Many lean evangelists and consultants have been saying that 6 percent of products create 50 percent of the total manufacturing workload at most manufacturers. These products have been called “runners” in Preactor’s marketing collateral due to their supposed level demand that can grant the flow (cellular) manufacturing mode with dedicated resources. Thus, any company should make runner products exactly to-order or how much the company sells.
In contrast, according to these experts, ERP and APS systems force companies to make runners in economic order quantities (EOQs), and hence, the companies should not use them. Instead, these companies would be better served by implementing the abovementioned VPC concepts based on pull systems such as kanbans, combined with the company’s ability to make every part every interval (EPEI) in cyclical schedules (period batch control).
The next part of this series will analyze whether the lean concepts are the answer for every manufacturer.
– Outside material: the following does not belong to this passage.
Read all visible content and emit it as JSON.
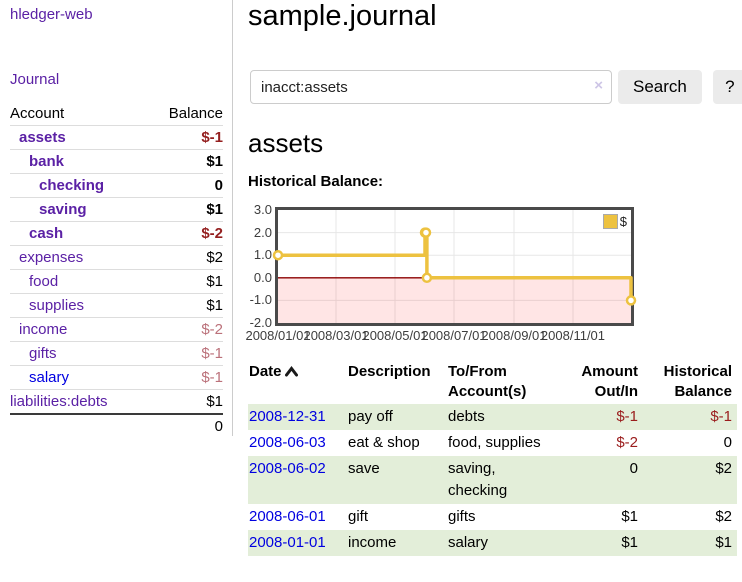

The findings and suggested solutions might surprise you (or not). In the meantime, please send us your comments, opinions, etc. We would certainly be interested in your experiences with these software categories and your best practices.
Great discussion PJ - we replace the 1913 EOQ model with economic value added to implement lean concepts. We use visual production control signals or color coded alerts relative to optimum econimic value adde to trigger decisions or actions. Economic value added is a much better metric than EOQ’s variable costs and we can combine benefits of information technology with VPC.
Interested in John Krech’s comment on using EVA instead of EOQ. How do you modify the EVA formula to use as a new “EOQ”?
I can see how you can use Lean as a shop floor alternative, but how do you take that into the front office operation?
Hi Geoff, we took the formula for EVA and factored in all the variables for inventory - such as ordering costs and storage costs. We also factored in the impact or safety stock, stock-outs, etc… This allows us to find the inventory level that maximizes EVA. The formula is more complicated than the EOQ and requires different techniques to solve for the best answer - techniques that are a good fit for the use of a computer. It is an innovative process that we are patent pending. Once you have determined the optimum inventory level, you can do all kinds of things, such as automating purchase orders and using VPC’s to communicate the current status relative to that level.